Di sela-sela konferensi Internasional untuk persatuan Islam, Sheikh Muhammad Ghalib hari senin mengatakan kepada Qodsna bahwa isu Palestina merupakan isu paling utam didunia Islam.
“selama krisis tetap eksis di wilayah tersebut, perdamaian tak akan terwujud.”
merujuk kepada usaha pemerintah Tel Aviv untuk menyelenggarakan peringatan kemerdekaannya, Mufti tersebut mengatakan,” tel Aviv sedang mencari untuk mendapatkan rasa kebangsaannya demi melegalkan rezim zionisnya.
“Kita-sebagai muslim- harus berusaha untuk melawan kondisi demikian,” katanya, dengan menyarankan kaum Muslim dan Arab untuk menekan faksi Palestina agar mengakhiri perselisihan internal mereka.
60 tahun pesta peringatan kemerdekaan israel tersebut adalah usaha menanamkan identitas kepada sebuah masyarakat “tanpa identitas”. kepala komisi kebijakan luar negeri dan keamanan nasional Iran mengatakan kepada Qodsna bahwa peringatan tersebut merupakan usaha menanamkan identitas kepada masyarakat “tanpa identitas”.
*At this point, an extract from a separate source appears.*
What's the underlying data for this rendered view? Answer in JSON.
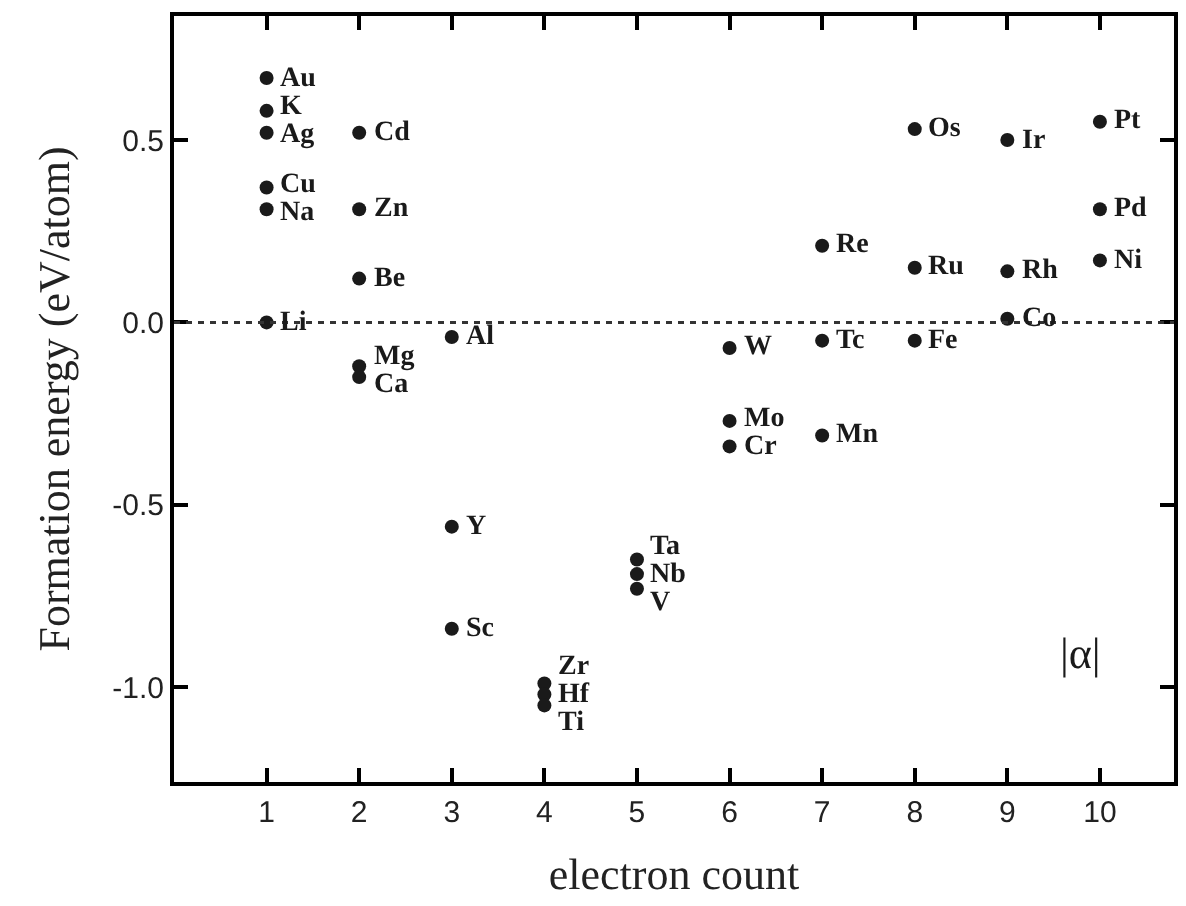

menunjuk kepada gerakan rezim zionis untukmengundang pemimpin negara-negara barat untuk menghadiri peringatan tersebut, Ala”eddin Boroujerdi mengatakan, rezim zionis sedang berusaha untuk menanggulangi beragam krisis dibidang sosial dan militer semenjak kekalahan mereka dalam perang 33 hari melawan Hizbullah ditahun 2006.
“setelah 60 tahun penciptaan negara israel yang merupakan tumor kanker di timur tengah dan meskipun dukungan keuangan yang besar bagi rezim tersebut, kami melihat kondisi kritis didalam rezim zionis, khususnya setelah kekalahan mereka dalam perang Libanon 2006,” kata Boroujerdi.
Para pemikir dan intelektual dari Oman, sudan, Mesir, Indonesia, Pakistan, Libanon, Kuwait, jerman, amerika serikat, Tunisia, Suriah, saudi Arabia, Perancis, Maroko, India, Aljazair, hongkong, Qatar, Inggris, Denmark, Irak, Turki, Gambia, afghanistan, Uzbekistan, dan United emirates Arab, merupakan sebagian dari peserta konferensi.